By Jeff Francis, Assistant Administrator, Nashville
The Bureau recently revised its General Rules. The revised rules took effect on May 31 and were designed to make claims handling more efficient and uniform.
In summary, the revisions include:
- Carriers are now required to provide employers a copy of the Notice of Employer Rights and Responsibilities whenever a policy is written or renewed. This should help educate employers about how to better handle a reported injury.
- Employers are required to accept any notice of a claim from an injured worker and to report that claim to their carrier within one business day. Thus, employers should not “deny” claims and never report them to their carriers.
- When forms are used, the forms on the Bureau’s website are required. They may not be changed in any manner.
- The rules now contain an all-encompassing penalty, $50-$5,000, which may be assessed for a violation of any Bureau rule that doesn’t have its own penalty provision.
- The requirement for employers to display the Posting Notice is included within the rules. The Notice has been revised to make it a little more noticeable and should help injured employees know to whom they should report their claims. Carriers are required to send a copy of the Notice to employers when a policy is written or renewed.

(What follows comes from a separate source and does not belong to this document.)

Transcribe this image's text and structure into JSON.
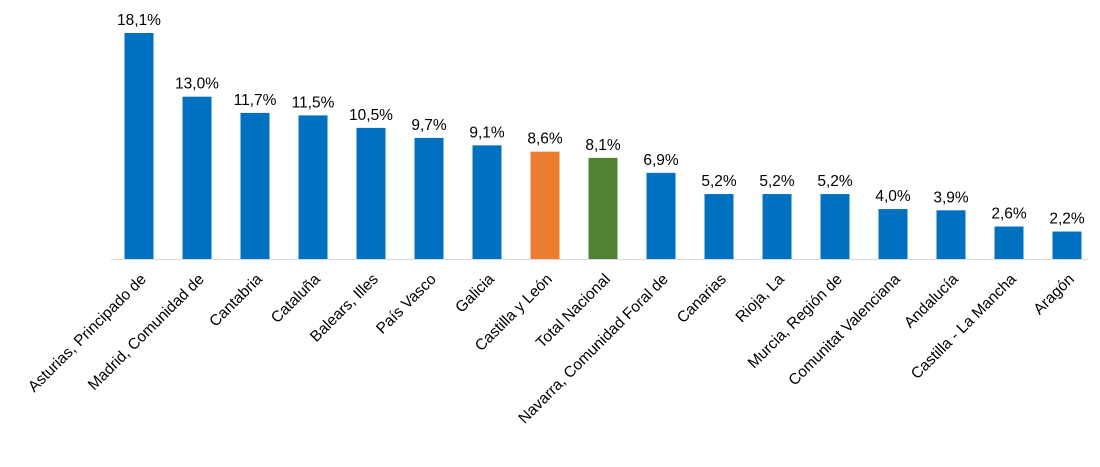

- Medical panels must be provided within three business days from the date that employers receive notice of an injury, not five days as the old rules required.
- Physicians listed must be willing and able to treat in a timely manner.

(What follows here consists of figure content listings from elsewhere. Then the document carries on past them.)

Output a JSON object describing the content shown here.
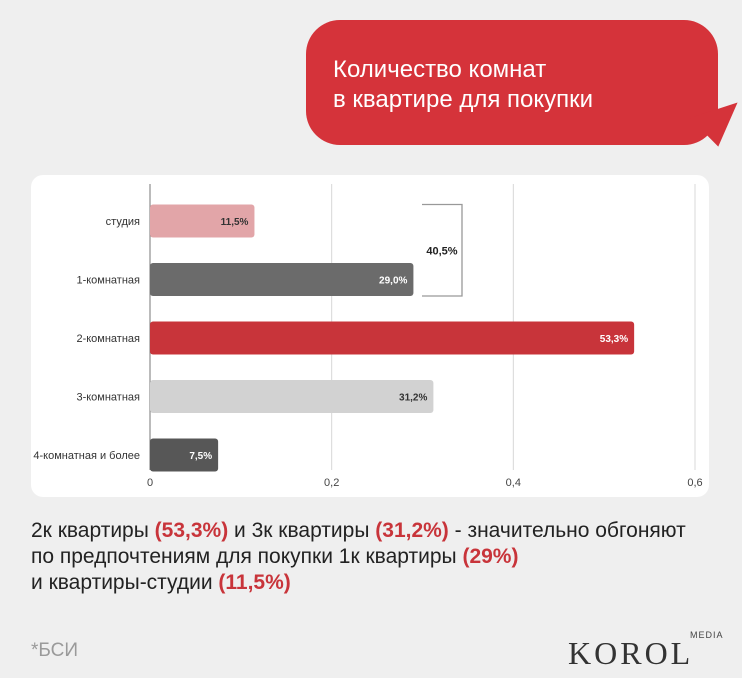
{
  "header": {
    "title": "Количество комнат\nв квартире для покупки"
  },
  "chart_data": {
    "type": "bar",
    "orientation": "horizontal",
    "categories": [
      "студия",
      "1-комнатная",
      "2-комнатная",
      "3-комнатная",
      "4-комнатная и более"
    ],
    "values": [
      0.115,
      0.29,
      0.533,
      0.312,
      0.075
    ],
    "value_labels": [
      "11,5%",
      "29,0%",
      "53,3%",
      "31,2%",
      "7,5%"
    ],
    "colors": [
      "#e2a5a8",
      "#6b6b6b",
      "#c8343a",
      "#d2d2d2",
      "#575757"
    ],
    "label_colors": [
      "#333333",
      "#ffffff",
      "#ffffff",
      "#333333",
      "#ffffff"
    ],
    "xlim": [
      0,
      0.6
    ],
    "xticks": [
      0,
      0.2,
      0.4,
      0.6
    ],
    "xtick_labels": [
      "0",
      "0,2",
      "0,4",
      "0,6"
    ],
    "grid": true,
    "bracket": {
      "from": "студия",
      "to": "1-комнатная",
      "label": "40,5%"
    }
  },
  "caption": {
    "line1": [
      "2к квартиры ",
      "(53,3%)",
      " и 3к квартиры ",
      "(31,2%)",
      " - значительно обгоняют"
    ],
    "line2": [
      "по предпочтениям для покупки 1к квартиры ",
      "(29%)"
    ],
    "line3": [
      "и квартиры-студии ",
      "(11,5%)"
    ]
  },
  "footer": {
    "source": "*БСИ",
    "logo": "KOROL",
    "logo_sub": "MEDIA"
  },
  "colors": {
    "accent": "#d5333a",
    "background": "#efefef"
  }
}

- If emergent care is required, a panel should be provided after the worker has received emergency treatment and is stabilized.
- Employers may direct injured employees to onsite caregivers, but this doesn’t alleviate the requirement for a panel. The onsite doctor may be listed on the panel but cannot replace the panel. Onsite care may also be used to determine the type of physicians needed on the panel.
- Walk-in clinics may be listed on panels, but they must be accompanied by the name of the supervising physician. Three walk-in clinics within the same provider chain may be listed, but three separate physicians must also be named.
- If a medical practice is named rather than an individual physician, and multiple physicians at that practice accept workers’ compensation patients, the employee is allowed the final selection as to which of those physicians to see.
- Nurse practitioners and physicians assistants may see and treat workers’ compensation patients, but they cannot be listed on panels, give causation determinations, determine dates of MMI or provide impairment ratings.
Also remember that the Bureau will be closed tomorrow for Independence Day. Have a happy and safe holiday.